There is also the question of our synthetic benchmarks actually measuring real world performance? Do the micro benchmarks translate to the same regressions in say building aeson, vector or Cabal? The latter being what most practitioners care about more than the micro benchmarks.

Again, I'm absolutely not in favour of GHC regressing, it's slow enough as it is. I just think CI should be assisting us and not holding development back.

Cheers,

Moritz

On Wed, Mar 17, 2021 at 5:54 PM Spiwack, Arnaud <arnaud.spiwack@tweag.io> wrote:

Ah, so it was really two identical pipelines (one for the branch where Margebot batches commits, and one for the MR that Margebot creates before merging). That's indeed a non-trivial amount of purely wasted computer-hours.

Taking a step back, I am inclined to agree with the proposal of not checking stat regressions in Margebot. My high-level opinion on this is that perf tests don't actually test the right thing. Namely, they don't prevent performance drift over time (if a given test is allowed to degrade by 2% every commit, it can take a 100% performance hit in just 35 commits). While it is important to measure performance, and to avoid too egregious performance degradation in a given commit, it's usually performance over time which matters. I don't really know how to apply it to collaborative development, and help maintain healthy performance. But flagging performance regressions in MRs, while not making them block batched merges sounds like a reasonable compromise.

On Wed, Mar 17, 2021 at 9:34 AM Moritz Angermann <moritz.angermann@gmail.com> wrote:
*why* is a very good question. The MR fixing it is here: https://gitlab.haskell.org/ghc/ghc/-/merge_requests/5275

On Wed, Mar 17, 2021 at 4:26 PM Spiwack, Arnaud <arnaud.spiwack@tweag.io> wrote:
Then I have a question: why are there two pipelines running on each merge batch?

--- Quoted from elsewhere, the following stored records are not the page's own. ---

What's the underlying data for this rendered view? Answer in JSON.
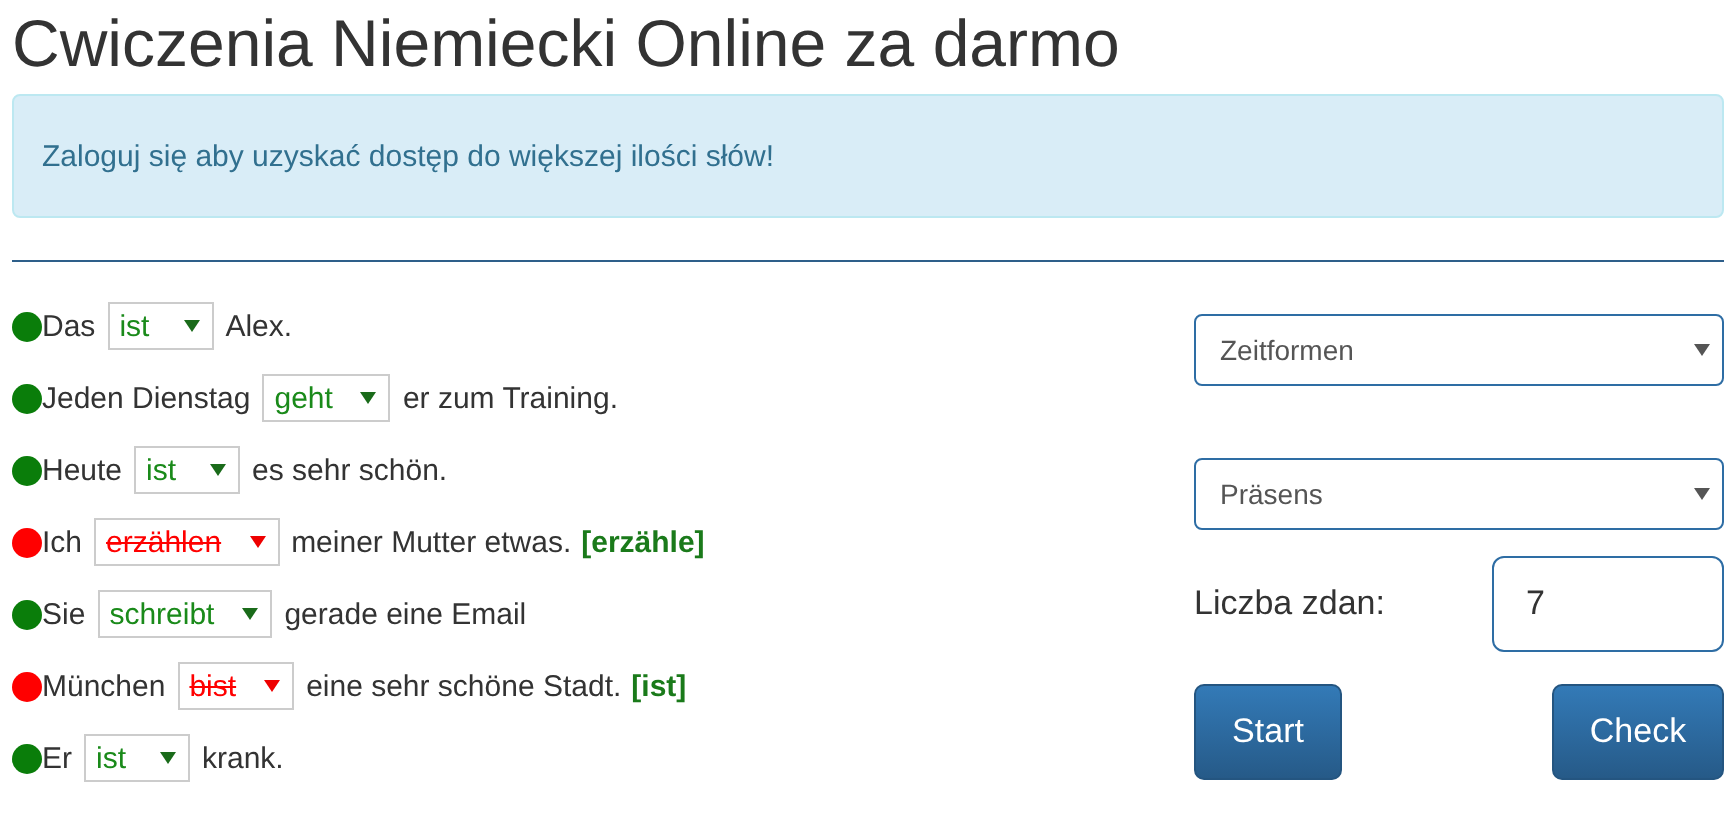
{
  "title": "Cwiczenia Niemiecki Online za darmo",
  "alert": "Zaloguj się aby uzyskać dostęp do większej ilości słów!",
  "sentences": [
    {
      "before": "Das",
      "answer": "ist",
      "after": "Alex.",
      "correct": true
    },
    {
      "before": "Jeden Dienstag",
      "answer": "geht",
      "after": "er zum Training.",
      "correct": true
    },
    {
      "before": "Heute",
      "answer": "ist",
      "after": "es sehr schön.",
      "correct": true
    },
    {
      "before": "Ich",
      "answer": "erzählen",
      "after": "meiner Mutter etwas.",
      "correct": false,
      "correction": "[erzähle]"
    },
    {
      "before": "Sie",
      "answer": "schreibt",
      "after": "gerade eine Email",
      "correct": true
    },
    {
      "before": "München",
      "answer": "bist",
      "after": "eine sehr schöne Stadt.",
      "correct": false,
      "correction": "[ist]"
    },
    {
      "before": "Er",
      "answer": "ist",
      "after": "krank.",
      "correct": true
    }
  ],
  "category_select": "Zeitformen",
  "tense_select": "Präsens",
  "count_label": "Liczba zdan:",
  "count_value": "7",
  "buttons": [
    "Start",
    "Check"
  ]
}
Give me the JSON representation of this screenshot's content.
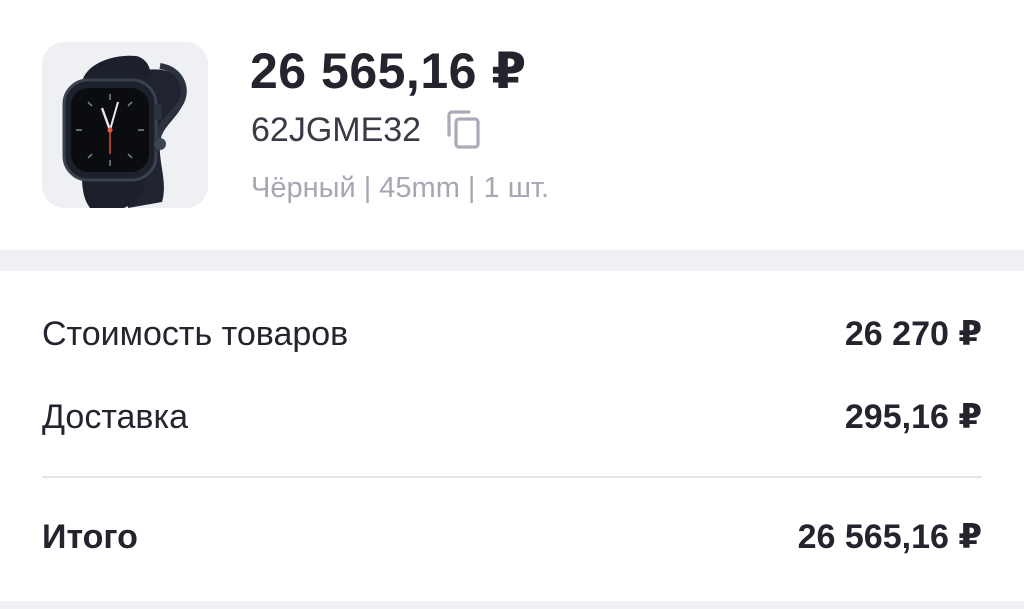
{
  "product": {
    "price": "26 565,16 ₽",
    "sku": "62JGME32",
    "attributes": "Чёрный | 45mm | 1 шт.",
    "image_icon": "smartwatch-icon",
    "copy_icon": "copy-icon"
  },
  "summary": {
    "goods_label": "Стоимость товаров",
    "goods_value": "26 270 ₽",
    "delivery_label": "Доставка",
    "delivery_value": "295,16 ₽",
    "total_label": "Итого",
    "total_value": "26 565,16 ₽"
  },
  "colors": {
    "text": "#24242e",
    "muted": "#a5a7b3",
    "band": "#eef0f3",
    "thumb_bg": "#eef0f4",
    "icon": "#a9abb6"
  }
}
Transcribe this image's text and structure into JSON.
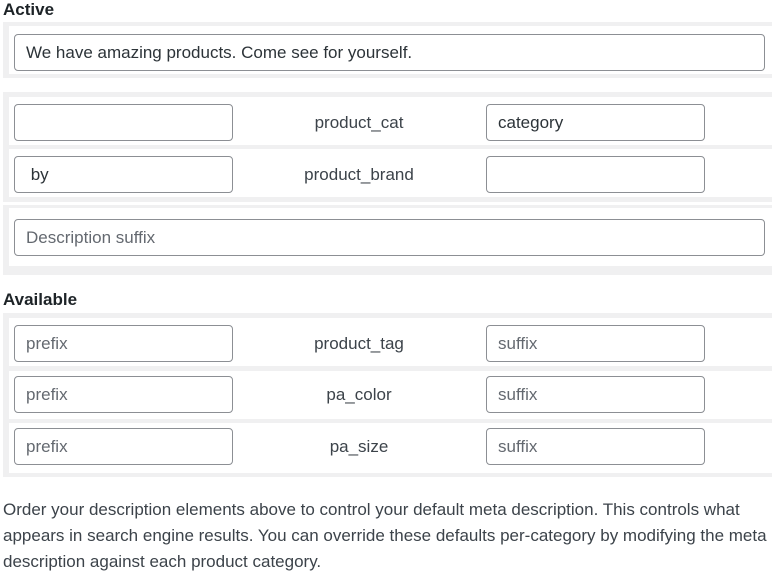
{
  "active": {
    "heading": "Active",
    "description_text": "We have amazing products. Come see for yourself.",
    "rows": [
      {
        "prefix": "",
        "taxonomy": "product_cat",
        "suffix": "category"
      },
      {
        "prefix": " by",
        "taxonomy": "product_brand",
        "suffix": ""
      }
    ],
    "suffix_placeholder": "Description suffix"
  },
  "available": {
    "heading": "Available",
    "rows": [
      {
        "prefix_placeholder": "prefix",
        "taxonomy": "product_tag",
        "suffix_placeholder": "suffix"
      },
      {
        "prefix_placeholder": "prefix",
        "taxonomy": "pa_color",
        "suffix_placeholder": "suffix"
      },
      {
        "prefix_placeholder": "prefix",
        "taxonomy": "pa_size",
        "suffix_placeholder": "suffix"
      }
    ]
  },
  "help_text": "Order your description elements above to control your default meta description. This controls what appears in search engine results. You can override these defaults per-category by modifying the meta description against each product category."
}
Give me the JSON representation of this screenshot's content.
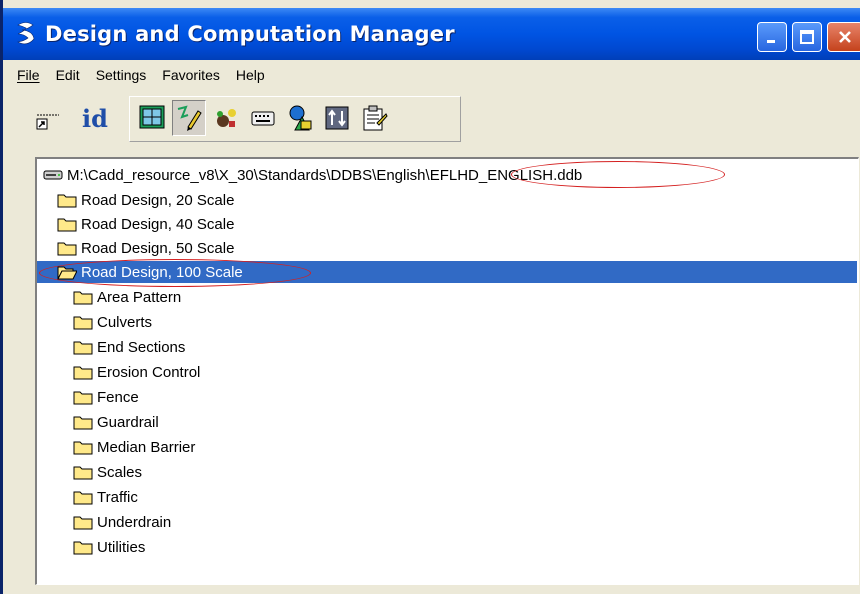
{
  "window": {
    "title": "Design and Computation Manager",
    "accent": "#0054e3",
    "selection_color": "#316ac5",
    "annotation_color": "#d42020"
  },
  "menu": {
    "items": [
      {
        "label": "File"
      },
      {
        "label": "Edit"
      },
      {
        "label": "Settings"
      },
      {
        "label": "Favorites"
      },
      {
        "label": "Help"
      }
    ]
  },
  "toolbar": {
    "id_label": "id",
    "icons": [
      "shortcut-icon",
      "id-icon",
      "grid-window-icon",
      "pencil-icon",
      "palette-icon",
      "keyboard-icon",
      "shapes-icon",
      "compute-icon",
      "properties-icon"
    ]
  },
  "tree": {
    "root_path": "M:\\Cadd_resource_v8\\X_30\\Standards\\DDBS\\English\\EFLHD_ENGLISH.ddb",
    "top_items": [
      {
        "label": "Road Design,  20 Scale"
      },
      {
        "label": "Road Design,  40 Scale"
      },
      {
        "label": "Road Design,  50 Scale"
      },
      {
        "label": "Road Design,  100 Scale",
        "selected": true,
        "expanded": true
      }
    ],
    "children": [
      {
        "label": "Area Pattern"
      },
      {
        "label": "Culverts"
      },
      {
        "label": "End Sections"
      },
      {
        "label": "Erosion Control"
      },
      {
        "label": "Fence"
      },
      {
        "label": "Guardrail"
      },
      {
        "label": "Median Barrier"
      },
      {
        "label": "Scales"
      },
      {
        "label": "Traffic"
      },
      {
        "label": "Underdrain"
      },
      {
        "label": "Utilities"
      }
    ]
  }
}
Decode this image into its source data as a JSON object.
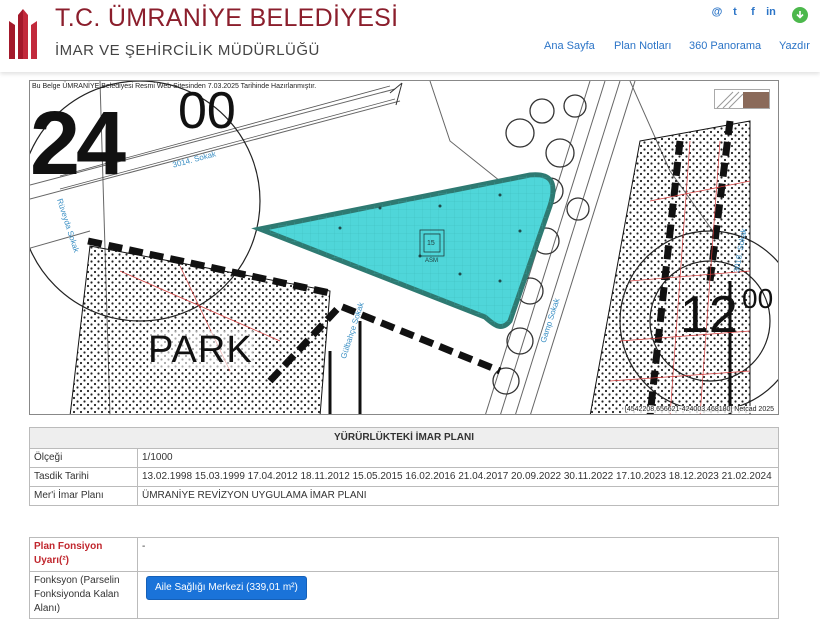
{
  "header": {
    "title": "T.C. ÜMRANİYE BELEDİYESİ",
    "subtitle": "İMAR VE ŞEHİRCİLİK MÜDÜRLÜĞÜ",
    "social": [
      "@",
      "t",
      "f",
      "in"
    ],
    "nav": [
      "Ana Sayfa",
      "Plan Notları",
      "360 Panorama",
      "Yazdır"
    ],
    "accent_color": "#8b1e2c",
    "link_color": "#2b74c7"
  },
  "map": {
    "note": "Bu Belge ÜMRANİYE Belediyesi Resmi Web Sitesinden 7.03.2025 Tarihinde Hazırlanmıştır.",
    "coords": "[4542208.656621-424003.468180] Netcad 2025",
    "labels": {
      "big_num_left": "24",
      "superscript_left": "00",
      "big_num_right": "12",
      "superscript_right": "00",
      "street_3014": "3014. Sokak",
      "street_ruveyda": "Rüveyda Sokak",
      "street_gulbahce": "Gülbahçe Sokak",
      "street_gamp": "Gamp Sokak",
      "street_3018": "3018. Sokak",
      "park": "PARK",
      "parcel_no": "15",
      "asm": "ASM"
    },
    "highlight_color": "#4fd6d9"
  },
  "plan_table": {
    "header": "YÜRÜRLÜKTEKİ İMAR PLANI",
    "rows": [
      {
        "label": "Ölçeği",
        "value": "1/1000"
      },
      {
        "label": "Tasdik Tarihi",
        "value": "13.02.1998 15.03.1999 17.04.2012 18.11.2012 15.05.2015 16.02.2016 21.04.2017 20.09.2022 30.11.2022 17.10.2023 18.12.2023 21.02.2024"
      },
      {
        "label": "Mer'i İmar Planı",
        "value": "ÜMRANİYE REVİZYON UYGULAMA İMAR PLANI"
      }
    ]
  },
  "function_table": {
    "warning_label": "Plan Fonsiyon Uyarı(²)",
    "warning_value": "-",
    "function_label": "Fonksyon (Parselin Fonksiyonda Kalan Alanı)",
    "function_button": "Aile Sağlığı Merkezi (339,01 m²)"
  }
}
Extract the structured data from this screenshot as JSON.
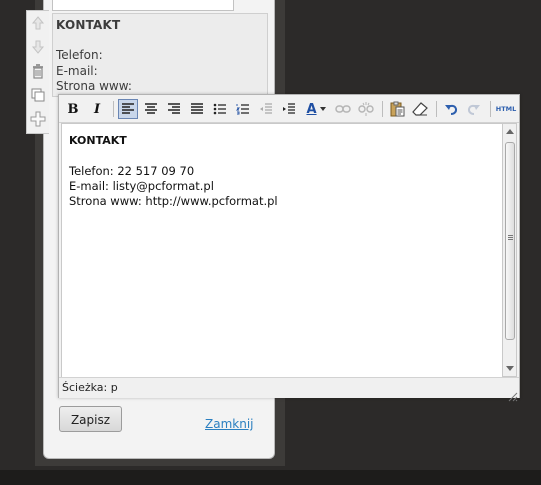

On Wed, Mar 17, 2021 at 9:22 AM Moritz Angermann <moritz.angermann@gmail.com> wrote:
No it wasn't. It was about the stat failures described in the next paragraph. I could have been more clear about that. My apologies!

On Wed, Mar 17, 2021 at 4:14 PM Spiwack, Arnaud <arnaud.spiwack@tweag.io> wrote:

and if either of both (see below) failed, marge's merge would fail as well.

Re: “see below” is this referring to a missing part of your email?